China will stay with me forever
When I told people I was heading to China for six months their responses were invariably “but why?”. I gave them the standard answers of wanting an adventure, to help out, to teach English, to learn Mandarin, to meet new people and experience new things. Whilst these are all very true, I wasn’t expecting to be thrown into such an amazing experience where every day brings new adventures and reasons to laugh, question and learn.
China is everything and nothing like you would expect it to be. It’s a place of crazy contradictions where the lines between rich and poor, modern and traditional, rural and urban are extremely blurred. Brand new cars drive on roads being swept clean of leaves, passing squalid markets selling every variety of foods, goods and clothes you can imagine. Women in high heels and fancy dresses choose their live birds or fish and watch while the seller, wearing a traditional hat, squats and kills it before their eyes. Farm lands lie in the shadow of huge apartment blocks and busy streets, cows casually eat grass next to a highway full of cars, buses and motorbikes.
‘Villages’ seem to be merely extensions of the cities yet in some cases there is a huge difference in their quality of life, especially their knowledge of English, their customs and even their language. Women serve traditional tea in front of a backdrop of traditional red bows while their flat screen TV’s play softly in the background. At night the city is ablaze with colourful flashing lights, yet it’s almost impossible to find a decently chilled drink because they don’t want to waste energy on fridges. It’s these contradictions and constantly surprising circumstances that make every day in China exciting.
Teaching takes up most of our time since we are at school from around 8am to 5pm Monday to Friday. Preparing lessons, teaching lessons, chatting with the students, watching other teachers lessons and ‘giving them hints’, playing sports with the kids, going to assembly or morning exercise, organising culture presentations and English corners – keeping so busy makes time fly and makes me feel like I’m making the most of everything.
Even on the extremely hectic days the thrill of teaching a really good lesson, where the kids are studious and attentive yet excited and energetic when they need to be, is worth it. Having fifty 11 year olds stare up at you expectantly can be extremely scary, but when you realize that they are all so excited to be in your lesson you get over the nerves.
I teach at two schools – an experimental primary and junior middle school, and a village primary school – but no matter where I go every kid I pass still gives me the biggest smile, wave and says “hello teacher”! Barely a day goes by when we don’t go home without a gift of some sort from the students or our fellow teachers – food, drawings, key rings, even a box full of handmade stars once.
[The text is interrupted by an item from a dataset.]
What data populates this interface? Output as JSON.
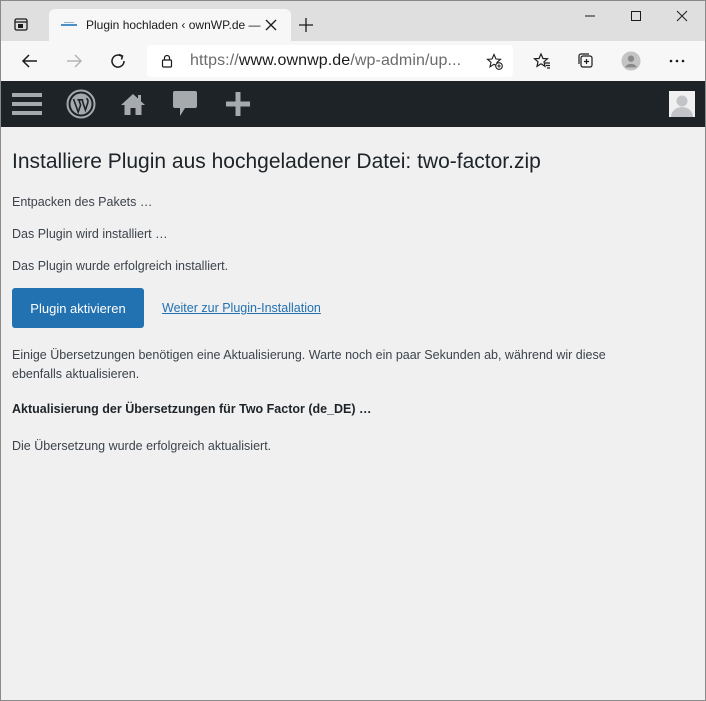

They are so grateful to have us there that one of the teachers told me her Grade 4 class, who I don’t teach, had said “Miss, if we are very good will the foreign teacher teach us one day?”. This was from the lady who said we were the first foreigners she herself had ever spoken to.
So yes, while you are there to teach English to the students, you will be doing just as much good sharing your experiences and English knowledge with the other teachers who can then pass it on to more and more students, even after you’ve left. I’m sure the teachers will be telling stories of how the ‘crazy’ foreigners played hockey with a broomstick and a basketball in the classroom to teach sports, had egg and spoon races to teach about Easter, and stood on the tables to show what the Sydney Harbour Bridge looks like for many years to come. I think our different teaching techniques, accents and ideas will inspire teachers and students alike to enjoy studying English more.
If you are considering a gap year in China I totally advise it. You’ll make lifelong friends and have experiences that will both change and improve you. Six months in China will stay with you forever.